I’m going to share some of my thoughts about multi-layer application API design. These are simple design problems, but I think it is good to have some discussion about them. Please feel free to present your point of view on these design items – I am eager to hear both supporting and contrary opinions!
- On business logic layer, do we need to return any values from update APIs?
In a Java application that I was recently building, I had a message list page to display a message data table. On this message list page, user can select multiple messages and execute a “Delete” API from my business logic layer, like
The question is does my business logic layer API “deleteMessages” need to return deleted message count to presentation layer?

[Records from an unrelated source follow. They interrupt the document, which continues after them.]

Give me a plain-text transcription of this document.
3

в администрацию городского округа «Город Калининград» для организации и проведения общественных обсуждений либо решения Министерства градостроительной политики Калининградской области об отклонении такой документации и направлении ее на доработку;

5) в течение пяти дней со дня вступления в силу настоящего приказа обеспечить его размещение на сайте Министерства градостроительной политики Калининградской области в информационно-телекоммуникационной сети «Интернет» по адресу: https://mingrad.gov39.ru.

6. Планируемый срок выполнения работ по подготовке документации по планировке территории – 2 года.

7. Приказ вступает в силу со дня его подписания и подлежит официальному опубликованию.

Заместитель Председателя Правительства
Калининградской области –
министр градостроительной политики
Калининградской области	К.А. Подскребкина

Before giving my answer, we have to think about another question, how do we define “successful operation”? If the user selected two messages to “delete”, but for some reason, only one message has been deleted, do we think this is a successful scenario? If we said yes, our business logic layer API definitely has to return deleted row count to the presentation layer, because we have to inform the user how many of the messages have been successfully deleted. If we said this is not a successful scenario, we have to check the updated row count in our business logic API, and throw an exception to rollback the transaction if the expected row count does not equal the real updated row count. In this case, we will have only two different scenarios, all of the expected messages have been deleted or throw an exception. So the updated row count will always equal the expected row count if the transaction succeed. So returning updated row count is not necessary.
But I still prefer to return updated row count, because it doesn’t cost anything. Even if we don’t want to return updated row count, we know the JDBC API (or other persistence framework APIs) still return the updated row count to us.
- On business logic layer, how to separate business logic from presentation logic?
I have to implement “delete” and “undelete” functionality for my message list; in the database, we are implementing soft delete using a “DELETED” flag in the “messages” table. I designed two different APIs for this, like “deleteMessage(String meesageId)” and “undeleteMessage(String messageId)”. The “delete” operation executes:
UPDATE MESSAGES SET DELETED=’Y’ WHERE MESSAGE_ID=?
The “undelete” operation executes:
UPDATE MESSAGES SET DELETED=’N’ WHERE MESSAGE_ID=?
Do I need to merge those two different business logic layer API’s to one API like “updateMesssageDeleteFlag(String messageId, char yesOrNo)”?
My answer is no, because:
a) We don’t have a use case for “updateMessageDeleteFlag” method. If we don’t have use case controller, the business services in business logic layer should be the “use case controllers” and should be “transactional”. So in every use case, the presentation layer have to call only one corresponding business service API, otherwise, if we call two different service layer APIs in one use case, and one of the APIs succeed and the other one did not, then we will have conflict.
b) If we merged that two APIs, the presentation layer has to send ‘Y’ or ‘N’ to the business logic layer when we are going to do “delete” or “undelete”. This is wrong because setting the delete flag to ‘Y’ or ‘N’ is not presentation logic, so it should not be on the presentation layer.
- On business logic layer, when we need to do Defensive Programming?
When I am going to create a message, I have to do some validation on the corresponding form values. After the presentation layer validation, do I need to do the validation again in business logic layer APIs? I think it depends on how “secure” our business service consumers are. If we only provide services for our own presentation layer, it is not necessary to do the validation again on the business logic layer, because those validations are already done on the presentation layer. But if there is any possibility of opening our business logic layer APIs to other application systems or subsystems as remote services, we have to do the validation again in our business services, because it is possible to receive invalid method parameters from an “unknown” consumer.